Summary of data supporting a biologic role for myoglobin in peripheral arterial disease. Myoglobin impairs arterial health through various mechanisms. EC, endothelial cell; NO, nitric oxide.
To the best our knowledge, myoglobin is the first biomarker of PAD to demonstrate a potential biologic effect on arterial health and mortality. We demonstrate a clear association between myoglobin levels and decreased NO bioavailability. This is interesting for many reasons. First, in sickle cell disease, the spilled globin domain from hemoglobin during crises is responsible for decreased NO bioavailability.

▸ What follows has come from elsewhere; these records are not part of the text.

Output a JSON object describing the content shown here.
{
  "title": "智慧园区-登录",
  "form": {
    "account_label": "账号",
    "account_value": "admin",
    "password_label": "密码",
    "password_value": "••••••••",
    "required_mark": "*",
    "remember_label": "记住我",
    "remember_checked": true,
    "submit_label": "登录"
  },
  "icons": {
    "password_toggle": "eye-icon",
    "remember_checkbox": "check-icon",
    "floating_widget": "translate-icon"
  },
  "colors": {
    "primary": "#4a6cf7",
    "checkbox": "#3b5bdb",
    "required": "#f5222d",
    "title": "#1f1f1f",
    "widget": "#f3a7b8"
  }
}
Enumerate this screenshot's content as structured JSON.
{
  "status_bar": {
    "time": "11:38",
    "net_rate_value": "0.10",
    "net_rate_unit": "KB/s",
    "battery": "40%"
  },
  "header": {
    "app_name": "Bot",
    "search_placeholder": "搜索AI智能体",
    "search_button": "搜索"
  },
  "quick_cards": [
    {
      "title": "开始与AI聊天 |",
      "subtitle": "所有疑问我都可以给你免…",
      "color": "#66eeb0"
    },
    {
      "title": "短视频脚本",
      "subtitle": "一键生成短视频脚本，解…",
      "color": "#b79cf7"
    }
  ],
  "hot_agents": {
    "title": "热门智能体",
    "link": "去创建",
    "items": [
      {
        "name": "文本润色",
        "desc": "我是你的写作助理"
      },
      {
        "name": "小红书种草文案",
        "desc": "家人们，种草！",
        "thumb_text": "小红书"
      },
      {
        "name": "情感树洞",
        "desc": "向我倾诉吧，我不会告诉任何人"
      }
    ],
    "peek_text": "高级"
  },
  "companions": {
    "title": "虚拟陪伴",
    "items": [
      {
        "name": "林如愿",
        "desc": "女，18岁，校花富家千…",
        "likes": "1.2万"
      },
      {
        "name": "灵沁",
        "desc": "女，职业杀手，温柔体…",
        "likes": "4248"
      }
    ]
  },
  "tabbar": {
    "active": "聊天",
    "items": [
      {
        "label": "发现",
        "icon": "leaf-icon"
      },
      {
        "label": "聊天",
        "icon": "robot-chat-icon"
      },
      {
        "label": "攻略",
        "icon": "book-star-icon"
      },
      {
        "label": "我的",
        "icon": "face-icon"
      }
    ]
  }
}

Because globin units are similar between hemoglobin and myoglobin, myoglobinemia may cause a NO effect similar to that of sickle cell crisis. This could explain both a propensity to cardiovascular events (platelet aggregation, exuberant vascular tone) and possibly contribute to the increased mortality seen in this study. As such, patients with elevated myoglobin levels theoretically would have decreased arterial health and possibly decreased NO bioavailability that could affect their physiologic reserve to vascular insults like a heart attack or stroke.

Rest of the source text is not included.